Irony-poor, tired fads One question that needs to be asked is whether a revival fueled almost entirely by irony can be sustained over the long haul. The answer is probably "no." Although the Fifties revival that took place in the Seventies was spawned by Grease and Happy Days, the Fifties always had a lot more going for it-as an historical era-than the Seventies. The Fifties had Elvis, Marilyn Monroe, and James Dean, none of whom ever went out of fashion. The Fifties were also, chronologically speaking, the birthplace of rock 'n' roll. Similarly, the Sixties had JFK, Muhammad Ali, Martin Luther King, Jr., the Beatles, and various other figures who have never entirely surrendered their larger-than-life status. (Well, maybe Ringo.) The Seventies, by contrast, were dominated by clowns and cross-dressers: Billy Carter, David Bowie, the Oakland Athletics and their lurid Day-Glo uniforms. Whereas Americans have often harked back to earlier eras with reverence or affection, their attitude toward the Seventies has never deviated from thinly veiled condescension. Nobody ever thinks about the Seventies without smirking.

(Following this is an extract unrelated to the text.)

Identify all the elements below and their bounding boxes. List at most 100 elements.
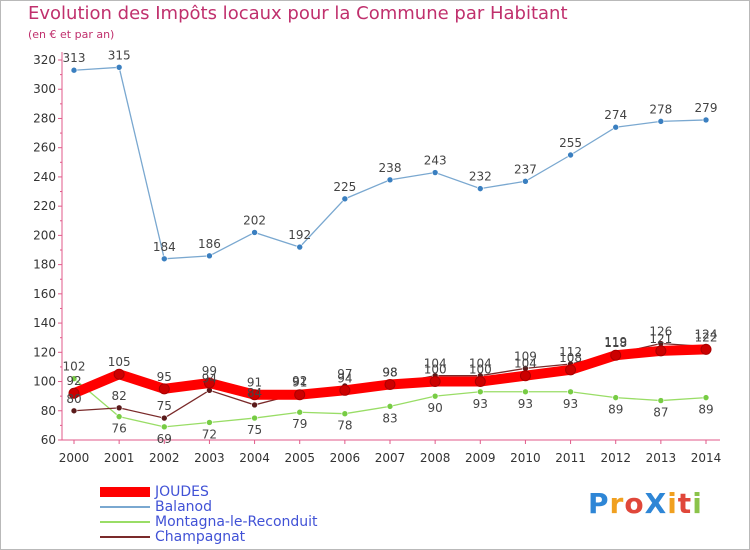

The way I see it, the Seventies revival will probably go on for awhile, but no one should lose sight of the fact that the meter is running and the time won't take that long to run out. For every John Travolta who comes back strong, there's a John Davidson who comes back weak. Thus far, there's been no serious attempt to reevaluate the dramatic work of Valerie Bertinelli, nor has a massive groundswell in support of a Rhoda revival yet taken place. When Seventies iconette Bo Derek tried to jump-start her career with a TV series this fall, it was one of the first shows to be canceled. The ratings for Fantasy Island have been no great shakes, that Peter Frampton Renaissance is still awaiting lift-off, and Branson may be the biggest draw down in the Ozarks, but it's still down in the Ozarks. For the Seventies revival to really take on institutional stature, we'd have to see a lot less interest in the career of Richard Simmons and a lot more interest in the career of Richard Nixon.

Frankly, I don't think that's going to happen.